GKS Tychy po roku powrócił do 1. ligi
Piłkarze GKS Tychy po rocznej przerwie wrócili do 1. ligi. W ostatniej kolejce pokonali u siebie pewną awansu, liderującą tabeli Stal Mielec 1:0 (0:0) w obecności ponad 10 tysięcy widzów.
2016-06-04, 19:21
Gospodarze, by zapewnić sobie prawo gry na zapleczu ekstraklasy bez oglądania się na inne sobotnie wyniki, musieli wygrać.
W pierwszej połowie GKS miał przewagę, stworzył kilka podbramkowych sytuacji, ale nie przełożyło się to zmianę wyniku. A mający w wyjściowym składzie pięciu młodzieżowców mielczanie ani myśleli ułatwiać zadania rywalom.
Po przerwie tyszanie przyspieszyli i nacierali z jeszcze większym animuszem. Bramkarz Stali miał dosłownie pełne ręce roboty. Gola na wagę wygranej i awansu strzelił rezerwowy Stepan Hirskyj, trafiając pod poprzeczkę z ponad 30. metrów w 76. minucie.
Ubiegłoroczny spadek tyszan zbiegł się z oddaniem do użytku ich nowego stadionu. Jego budowa kosztowała miasto 129 mln zł. Podczas jej trwania piłkarze "domowe" mecze 1. ligi rozgrywali w Jaworznie dla 200-300 kibiców.
Na otwarcie stadionu 18 lipca GKS przegrał z niemieckim 1. FC Koeln 0:1 w obecności ok. 14 tysięcy widzów. Wrześniowy, drugoligowy pojedynek z Rakowem Częstochowa obejrzało ponad 11 tys. (przy pojemności 15 tys.), a ligowa średnia przekroczyła nieco sześć tysięcy, wykupione zostały loże biznesowe.

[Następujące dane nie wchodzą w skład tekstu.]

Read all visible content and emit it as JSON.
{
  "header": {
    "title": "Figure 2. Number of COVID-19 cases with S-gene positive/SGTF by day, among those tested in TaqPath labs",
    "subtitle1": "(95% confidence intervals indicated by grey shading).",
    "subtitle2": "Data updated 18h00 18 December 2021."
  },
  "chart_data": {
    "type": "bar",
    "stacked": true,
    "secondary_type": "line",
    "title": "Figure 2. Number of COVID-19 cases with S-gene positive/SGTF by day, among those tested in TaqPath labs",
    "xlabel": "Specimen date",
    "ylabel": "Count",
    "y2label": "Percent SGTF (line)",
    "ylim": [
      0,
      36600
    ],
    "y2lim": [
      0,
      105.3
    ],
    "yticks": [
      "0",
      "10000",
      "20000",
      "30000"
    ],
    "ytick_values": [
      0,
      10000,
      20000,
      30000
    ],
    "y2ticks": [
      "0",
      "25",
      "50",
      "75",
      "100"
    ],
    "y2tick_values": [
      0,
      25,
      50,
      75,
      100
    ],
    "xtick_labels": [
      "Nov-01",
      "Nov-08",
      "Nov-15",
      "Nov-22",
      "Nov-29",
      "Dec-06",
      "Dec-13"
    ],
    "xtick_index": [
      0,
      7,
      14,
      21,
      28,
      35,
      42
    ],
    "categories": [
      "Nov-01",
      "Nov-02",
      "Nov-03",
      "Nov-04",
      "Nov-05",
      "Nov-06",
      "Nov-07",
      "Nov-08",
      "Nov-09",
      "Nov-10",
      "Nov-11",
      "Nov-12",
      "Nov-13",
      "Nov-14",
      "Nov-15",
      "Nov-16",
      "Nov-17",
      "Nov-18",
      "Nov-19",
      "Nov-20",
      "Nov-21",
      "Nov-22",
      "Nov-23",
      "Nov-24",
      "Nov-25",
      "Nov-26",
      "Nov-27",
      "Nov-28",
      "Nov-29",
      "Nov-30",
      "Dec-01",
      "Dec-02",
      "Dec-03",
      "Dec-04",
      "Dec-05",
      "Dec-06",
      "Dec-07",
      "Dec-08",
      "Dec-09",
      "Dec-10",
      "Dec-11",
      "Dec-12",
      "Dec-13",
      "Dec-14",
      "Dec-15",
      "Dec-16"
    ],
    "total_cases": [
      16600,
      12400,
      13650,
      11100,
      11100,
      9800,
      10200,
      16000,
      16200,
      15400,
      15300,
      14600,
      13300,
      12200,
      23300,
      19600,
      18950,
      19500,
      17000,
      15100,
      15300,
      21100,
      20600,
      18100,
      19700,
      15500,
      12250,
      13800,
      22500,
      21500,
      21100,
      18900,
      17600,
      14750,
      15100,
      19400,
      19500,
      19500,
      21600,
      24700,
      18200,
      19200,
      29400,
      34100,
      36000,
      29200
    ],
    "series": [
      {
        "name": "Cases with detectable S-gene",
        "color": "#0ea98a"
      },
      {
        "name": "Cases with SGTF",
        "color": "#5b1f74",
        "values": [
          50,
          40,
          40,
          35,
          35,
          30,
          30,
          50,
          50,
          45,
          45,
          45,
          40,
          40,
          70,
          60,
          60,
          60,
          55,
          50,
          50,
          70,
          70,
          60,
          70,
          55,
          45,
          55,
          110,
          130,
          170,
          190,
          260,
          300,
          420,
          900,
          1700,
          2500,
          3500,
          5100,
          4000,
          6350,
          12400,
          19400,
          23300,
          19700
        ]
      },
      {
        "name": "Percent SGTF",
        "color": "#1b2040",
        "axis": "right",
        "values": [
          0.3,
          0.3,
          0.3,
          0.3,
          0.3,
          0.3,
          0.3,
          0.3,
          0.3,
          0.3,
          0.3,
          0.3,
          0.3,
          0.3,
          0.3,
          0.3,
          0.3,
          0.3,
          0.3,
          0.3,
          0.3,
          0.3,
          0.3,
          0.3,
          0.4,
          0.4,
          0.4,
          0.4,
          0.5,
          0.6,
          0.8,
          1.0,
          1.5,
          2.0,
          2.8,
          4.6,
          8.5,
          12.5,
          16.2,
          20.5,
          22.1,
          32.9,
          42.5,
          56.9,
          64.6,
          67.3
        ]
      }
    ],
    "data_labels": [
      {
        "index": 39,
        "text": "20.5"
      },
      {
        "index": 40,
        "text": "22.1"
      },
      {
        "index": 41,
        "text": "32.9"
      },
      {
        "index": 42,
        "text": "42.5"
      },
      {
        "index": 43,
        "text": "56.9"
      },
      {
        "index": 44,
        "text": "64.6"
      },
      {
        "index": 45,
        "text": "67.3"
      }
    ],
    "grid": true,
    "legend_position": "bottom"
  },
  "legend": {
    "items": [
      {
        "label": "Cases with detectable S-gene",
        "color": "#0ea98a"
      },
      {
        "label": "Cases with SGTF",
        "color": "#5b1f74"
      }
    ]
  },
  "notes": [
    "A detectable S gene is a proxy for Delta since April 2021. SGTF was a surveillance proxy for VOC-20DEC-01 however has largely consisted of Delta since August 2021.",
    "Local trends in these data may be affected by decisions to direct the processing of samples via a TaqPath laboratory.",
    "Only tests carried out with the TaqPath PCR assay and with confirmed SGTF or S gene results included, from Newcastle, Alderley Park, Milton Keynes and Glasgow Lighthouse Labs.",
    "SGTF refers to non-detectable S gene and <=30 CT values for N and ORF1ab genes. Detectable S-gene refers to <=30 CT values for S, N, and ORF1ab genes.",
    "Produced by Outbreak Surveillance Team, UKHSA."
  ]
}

Zimą 2015 nie powiodła się w Tychach "akcja ratunkowa" podjęta przez trenera Tomasza Hajto, byłego reprezentacyjnego obrońcę. W czerwcu 2015 GKS spadł z 1. ligi po wyjazdowej porażce z Dolcanem Ząbki 1:2. Kilka miesięcy później drużyna z Ząbek została wycofana z rozgrywek.
Po spadku Hajto stracił pracę, zastąpił go Kamil Kiereś.
Piłkarze GKS mogli kwestię powrotu do 1. ligi rozstrzygnąć już wcześniej, ale przegrali najpierw u siebie z Radomiakiem 0:1, potem na wyjeździe z Siarką Tarnobrzeg 0:2.
Sobotnie spotkanie obejrzało 10.382 kibiców, a łączna frekwencja w sezonie przekroczyła 107 tysięcy.
Do 1. ligi awansowały w tym sezonie Stal Mielec, Znicz Pruszków i GKS Tychy.